History books, media footage and articles tell of how, in the early 1950’s, Goldberg joined the underground African National Congress’ struggle for equality and of how this led to his arrest and conviction at the famed Rivonia Treason Trial, along with Nelson Mandela and ten others.
They also tell how Denis Goldberg spent 22 years in jail, and how, after his release in 1985, he continued to campaign against the apartheid system from London until the system was fully abolished with the 1994 election in South Africa.
I spoke to South Africa’s Ambassador to the Holy See, George Johannes, who spent years in exile in London with Goldberg during some of the darkest times of South Africa’s history.
Ambassador Johannes told me that although Denis Goldberg was of the Jewish faith, he always held the Social Doctrine of the Catholic Church in high esteem, quoting from it on many occasions and upholding its values as his own.
He was a man who was prepared to sacrifice all in his battle to affirm human dignity and the need for the common good. His concern for social justice, explained the Ambassador, was at the root of his determination to fight oppression and exploitation.
Johannes said that Goldberg did not shy away from comparing South Africa’s “Freedom Charter” to the Social Doctrine of the Church, a document he would refer to for its unequalled treasure of wisdom about building a just society.
One trait of Goldberg’s that the Ambassador remembers well, was his capacity to empathize, to be moved to compassion. He told me that Goldberg would suffer and cry when told of the cruel things being done to his companions who were still in jail, or were being apprehended by security forces back home.

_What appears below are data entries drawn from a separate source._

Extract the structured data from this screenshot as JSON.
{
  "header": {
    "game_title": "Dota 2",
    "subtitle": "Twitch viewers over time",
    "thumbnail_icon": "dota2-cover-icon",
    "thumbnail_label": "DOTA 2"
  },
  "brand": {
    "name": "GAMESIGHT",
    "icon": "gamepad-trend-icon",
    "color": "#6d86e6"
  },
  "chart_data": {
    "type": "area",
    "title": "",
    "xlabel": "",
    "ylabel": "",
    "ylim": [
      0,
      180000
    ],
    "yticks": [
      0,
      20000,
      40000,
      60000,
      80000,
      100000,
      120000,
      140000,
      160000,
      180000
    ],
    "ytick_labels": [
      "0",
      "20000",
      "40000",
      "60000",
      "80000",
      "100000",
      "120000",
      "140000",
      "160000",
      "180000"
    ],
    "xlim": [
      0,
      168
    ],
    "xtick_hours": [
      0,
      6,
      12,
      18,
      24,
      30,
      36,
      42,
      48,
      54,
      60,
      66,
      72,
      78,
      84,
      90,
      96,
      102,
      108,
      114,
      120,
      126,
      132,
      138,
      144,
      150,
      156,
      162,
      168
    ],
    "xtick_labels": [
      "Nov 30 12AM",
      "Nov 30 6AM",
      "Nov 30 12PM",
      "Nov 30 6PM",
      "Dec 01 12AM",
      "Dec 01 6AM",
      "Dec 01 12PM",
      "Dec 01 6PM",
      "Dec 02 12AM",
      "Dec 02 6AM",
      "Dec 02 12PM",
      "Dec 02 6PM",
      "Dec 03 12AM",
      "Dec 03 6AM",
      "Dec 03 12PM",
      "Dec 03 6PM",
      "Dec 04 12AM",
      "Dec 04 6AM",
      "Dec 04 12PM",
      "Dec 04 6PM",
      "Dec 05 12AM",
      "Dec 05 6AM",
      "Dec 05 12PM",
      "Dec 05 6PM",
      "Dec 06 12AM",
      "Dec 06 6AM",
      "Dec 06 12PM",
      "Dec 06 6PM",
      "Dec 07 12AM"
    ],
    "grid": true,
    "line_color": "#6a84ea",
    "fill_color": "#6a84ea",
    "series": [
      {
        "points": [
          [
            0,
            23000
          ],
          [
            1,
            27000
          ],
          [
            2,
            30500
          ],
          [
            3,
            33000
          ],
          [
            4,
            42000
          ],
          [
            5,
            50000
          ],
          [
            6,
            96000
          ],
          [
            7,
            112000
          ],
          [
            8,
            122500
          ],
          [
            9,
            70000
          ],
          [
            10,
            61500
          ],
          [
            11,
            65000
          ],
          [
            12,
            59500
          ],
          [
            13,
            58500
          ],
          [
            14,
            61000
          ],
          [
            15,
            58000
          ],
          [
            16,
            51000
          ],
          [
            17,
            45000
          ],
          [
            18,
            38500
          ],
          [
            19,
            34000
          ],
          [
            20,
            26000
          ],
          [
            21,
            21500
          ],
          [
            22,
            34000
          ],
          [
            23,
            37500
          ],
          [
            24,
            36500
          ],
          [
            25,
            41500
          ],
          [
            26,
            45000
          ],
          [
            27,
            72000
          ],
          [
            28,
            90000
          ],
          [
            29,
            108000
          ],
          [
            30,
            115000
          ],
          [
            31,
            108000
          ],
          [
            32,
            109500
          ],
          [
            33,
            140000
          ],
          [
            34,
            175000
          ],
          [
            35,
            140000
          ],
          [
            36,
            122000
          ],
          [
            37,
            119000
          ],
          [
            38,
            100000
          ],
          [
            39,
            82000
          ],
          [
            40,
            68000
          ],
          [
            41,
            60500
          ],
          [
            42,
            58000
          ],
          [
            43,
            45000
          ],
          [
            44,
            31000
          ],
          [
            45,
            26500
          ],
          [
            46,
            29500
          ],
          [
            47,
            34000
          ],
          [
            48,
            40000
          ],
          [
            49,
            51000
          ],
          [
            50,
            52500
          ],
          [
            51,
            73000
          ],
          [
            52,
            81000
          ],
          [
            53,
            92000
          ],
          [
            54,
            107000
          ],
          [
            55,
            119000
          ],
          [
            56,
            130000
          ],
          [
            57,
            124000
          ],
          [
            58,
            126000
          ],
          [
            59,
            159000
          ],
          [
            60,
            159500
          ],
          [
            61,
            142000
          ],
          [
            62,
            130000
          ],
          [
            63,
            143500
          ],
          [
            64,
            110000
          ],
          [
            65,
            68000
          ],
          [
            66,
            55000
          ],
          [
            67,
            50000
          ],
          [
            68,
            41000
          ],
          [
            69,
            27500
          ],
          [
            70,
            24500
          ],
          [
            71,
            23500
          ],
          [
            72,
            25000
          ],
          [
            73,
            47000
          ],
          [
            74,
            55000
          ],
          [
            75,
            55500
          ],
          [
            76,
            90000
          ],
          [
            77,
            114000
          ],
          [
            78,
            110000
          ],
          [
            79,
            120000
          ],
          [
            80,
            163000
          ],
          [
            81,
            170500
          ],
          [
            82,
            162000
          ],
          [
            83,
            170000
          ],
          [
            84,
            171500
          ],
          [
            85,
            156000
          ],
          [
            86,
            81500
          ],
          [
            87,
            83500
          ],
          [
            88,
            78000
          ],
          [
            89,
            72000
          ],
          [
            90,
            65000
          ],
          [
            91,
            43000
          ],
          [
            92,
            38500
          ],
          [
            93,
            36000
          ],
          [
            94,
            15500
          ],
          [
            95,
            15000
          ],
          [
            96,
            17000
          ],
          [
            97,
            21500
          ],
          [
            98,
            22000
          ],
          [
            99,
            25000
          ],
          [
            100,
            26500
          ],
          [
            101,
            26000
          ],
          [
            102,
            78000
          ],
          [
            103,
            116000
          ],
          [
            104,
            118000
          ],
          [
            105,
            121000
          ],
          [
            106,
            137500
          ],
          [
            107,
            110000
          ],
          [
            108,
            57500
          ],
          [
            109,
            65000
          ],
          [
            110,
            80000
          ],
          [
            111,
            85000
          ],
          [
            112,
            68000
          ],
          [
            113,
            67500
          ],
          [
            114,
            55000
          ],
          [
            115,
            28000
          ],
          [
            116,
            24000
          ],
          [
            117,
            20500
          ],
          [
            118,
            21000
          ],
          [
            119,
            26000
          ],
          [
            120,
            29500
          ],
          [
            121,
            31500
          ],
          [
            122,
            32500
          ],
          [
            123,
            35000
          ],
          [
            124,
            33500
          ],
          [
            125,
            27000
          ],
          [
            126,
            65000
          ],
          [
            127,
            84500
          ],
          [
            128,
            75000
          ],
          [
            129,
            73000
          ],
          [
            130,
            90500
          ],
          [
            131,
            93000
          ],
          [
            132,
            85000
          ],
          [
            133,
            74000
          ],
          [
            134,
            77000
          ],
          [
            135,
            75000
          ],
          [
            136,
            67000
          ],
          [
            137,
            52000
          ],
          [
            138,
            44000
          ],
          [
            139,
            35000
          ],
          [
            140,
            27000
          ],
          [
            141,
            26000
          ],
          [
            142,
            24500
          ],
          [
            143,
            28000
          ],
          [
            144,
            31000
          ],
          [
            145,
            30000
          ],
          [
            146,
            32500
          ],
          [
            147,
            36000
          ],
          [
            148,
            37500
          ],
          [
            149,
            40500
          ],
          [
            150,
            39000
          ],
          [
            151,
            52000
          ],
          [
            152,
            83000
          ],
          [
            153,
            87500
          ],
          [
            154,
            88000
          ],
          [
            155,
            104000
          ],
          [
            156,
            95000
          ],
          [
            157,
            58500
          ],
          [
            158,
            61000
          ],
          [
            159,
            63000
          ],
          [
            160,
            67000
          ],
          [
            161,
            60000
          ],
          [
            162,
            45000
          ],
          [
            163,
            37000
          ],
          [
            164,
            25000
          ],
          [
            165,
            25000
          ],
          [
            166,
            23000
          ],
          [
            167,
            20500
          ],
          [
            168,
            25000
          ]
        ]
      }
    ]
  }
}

Those London years came to an end for both men and their ways parted, but Ambassador Johannes said they always kept in touch and Goldberg was thrilled for Johannes’ appointment at the Holy See.
During one of their exchanges, a conversation took place about Pope Francis’ Encyclical ‘Laudato Sì’ when it was first released: “It was clear that Goldberg was extremely interested,” Johannes added, “So I sent him a copy.”
“He fell in love with it!” he said, “When he called to thank me for the gift, he told me it contained his philosophy!”